Her maternal cousins included Victor Amadeus, Prince of Carignan and his younger sister the future princesse de Lamballe, both of which were born at the court of Savoy. Her paternal cousins included Ferdinand VI of Spain, who was king of Spain at the time of her birth.

She never married. She was described as very religious. She founded, with Giovanni Battista Canaveri, a home in her native Turin for widows and destitute noble women "Convitto Principessa Maria Felicita di Savoia". Canaveri was the director. It was made possible due to an act she had her brother implement, Convitto per donne nubili e vedove, for women in the Kingdom of Sardinia.

On 6 December 1798, the French First Republic declared war on Sardinia.
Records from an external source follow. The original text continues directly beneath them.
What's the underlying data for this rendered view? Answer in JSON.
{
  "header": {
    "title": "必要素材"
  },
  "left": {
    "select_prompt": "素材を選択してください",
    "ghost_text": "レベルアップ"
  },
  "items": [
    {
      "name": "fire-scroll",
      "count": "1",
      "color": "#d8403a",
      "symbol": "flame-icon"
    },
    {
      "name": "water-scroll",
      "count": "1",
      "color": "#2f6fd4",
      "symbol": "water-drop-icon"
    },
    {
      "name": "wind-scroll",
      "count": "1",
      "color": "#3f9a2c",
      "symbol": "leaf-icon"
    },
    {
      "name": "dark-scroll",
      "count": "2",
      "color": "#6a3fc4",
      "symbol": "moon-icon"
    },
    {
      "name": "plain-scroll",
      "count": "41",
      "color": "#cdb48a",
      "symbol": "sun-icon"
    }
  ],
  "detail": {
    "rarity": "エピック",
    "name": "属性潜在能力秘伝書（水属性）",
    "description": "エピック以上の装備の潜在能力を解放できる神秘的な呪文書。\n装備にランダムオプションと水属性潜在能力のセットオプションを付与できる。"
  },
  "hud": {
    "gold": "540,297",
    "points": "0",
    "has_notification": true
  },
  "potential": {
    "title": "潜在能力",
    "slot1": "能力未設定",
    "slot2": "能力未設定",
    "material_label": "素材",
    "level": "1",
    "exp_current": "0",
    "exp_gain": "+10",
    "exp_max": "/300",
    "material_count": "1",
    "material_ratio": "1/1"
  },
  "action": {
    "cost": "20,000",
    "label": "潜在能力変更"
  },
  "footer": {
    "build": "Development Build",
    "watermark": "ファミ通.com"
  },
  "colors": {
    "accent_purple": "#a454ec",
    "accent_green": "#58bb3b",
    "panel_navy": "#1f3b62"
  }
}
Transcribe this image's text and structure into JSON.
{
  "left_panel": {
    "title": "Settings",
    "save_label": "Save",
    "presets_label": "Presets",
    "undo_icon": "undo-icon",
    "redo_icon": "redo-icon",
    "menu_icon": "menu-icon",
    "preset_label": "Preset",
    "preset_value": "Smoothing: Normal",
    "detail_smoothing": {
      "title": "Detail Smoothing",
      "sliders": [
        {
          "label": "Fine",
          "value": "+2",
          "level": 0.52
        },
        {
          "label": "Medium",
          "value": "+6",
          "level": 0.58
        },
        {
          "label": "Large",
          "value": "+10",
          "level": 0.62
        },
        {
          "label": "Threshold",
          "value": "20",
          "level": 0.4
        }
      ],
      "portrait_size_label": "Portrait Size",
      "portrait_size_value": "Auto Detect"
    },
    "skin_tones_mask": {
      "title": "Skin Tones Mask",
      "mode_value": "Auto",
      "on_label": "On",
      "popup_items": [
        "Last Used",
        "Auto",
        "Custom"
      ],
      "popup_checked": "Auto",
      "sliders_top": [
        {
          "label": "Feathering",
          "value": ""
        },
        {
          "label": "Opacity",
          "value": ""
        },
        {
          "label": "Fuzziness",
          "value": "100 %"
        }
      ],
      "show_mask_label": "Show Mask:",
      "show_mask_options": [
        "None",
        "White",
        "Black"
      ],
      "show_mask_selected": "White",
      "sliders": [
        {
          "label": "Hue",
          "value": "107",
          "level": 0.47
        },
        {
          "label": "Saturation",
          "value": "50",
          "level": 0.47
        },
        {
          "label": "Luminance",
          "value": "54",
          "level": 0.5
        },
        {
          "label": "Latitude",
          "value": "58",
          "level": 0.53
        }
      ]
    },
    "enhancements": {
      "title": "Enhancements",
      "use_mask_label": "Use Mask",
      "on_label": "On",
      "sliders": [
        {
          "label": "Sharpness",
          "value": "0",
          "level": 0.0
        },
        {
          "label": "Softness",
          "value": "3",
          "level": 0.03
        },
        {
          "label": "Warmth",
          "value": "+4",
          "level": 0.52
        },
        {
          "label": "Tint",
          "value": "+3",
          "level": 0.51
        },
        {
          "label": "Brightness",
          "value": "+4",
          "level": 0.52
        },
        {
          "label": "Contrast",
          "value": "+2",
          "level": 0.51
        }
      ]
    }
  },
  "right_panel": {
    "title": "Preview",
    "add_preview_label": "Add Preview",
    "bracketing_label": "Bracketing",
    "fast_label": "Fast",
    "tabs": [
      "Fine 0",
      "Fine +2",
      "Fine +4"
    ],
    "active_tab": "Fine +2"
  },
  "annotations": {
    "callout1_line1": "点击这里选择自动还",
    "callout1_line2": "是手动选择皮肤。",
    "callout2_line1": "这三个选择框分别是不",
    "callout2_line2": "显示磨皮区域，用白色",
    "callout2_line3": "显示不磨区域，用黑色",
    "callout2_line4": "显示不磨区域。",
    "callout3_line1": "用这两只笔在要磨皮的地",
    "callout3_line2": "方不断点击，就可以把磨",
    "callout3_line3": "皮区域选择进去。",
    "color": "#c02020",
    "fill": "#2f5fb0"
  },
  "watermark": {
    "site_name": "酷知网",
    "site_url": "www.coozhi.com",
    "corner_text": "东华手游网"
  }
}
Her nephew Charles Emmanuel (then king) was forced to abdicate all his territories on the Italian mainland and to withdraw to the island of Sardinia. As Charles Emmanuel took little interest in the rule of what was left of his kingdom, he and Clotilde lived in Rome and then in Naples as guests of the wealthy Colonna family. Maria Felicita went with her nephew to live as fugitives in Italy.

She died in Rome and was buried at the Royal Basilica of Superga overlooking Turin, the traditional burial place of the House of Savoy. She outlived all her siblings except the Duke of Chablais.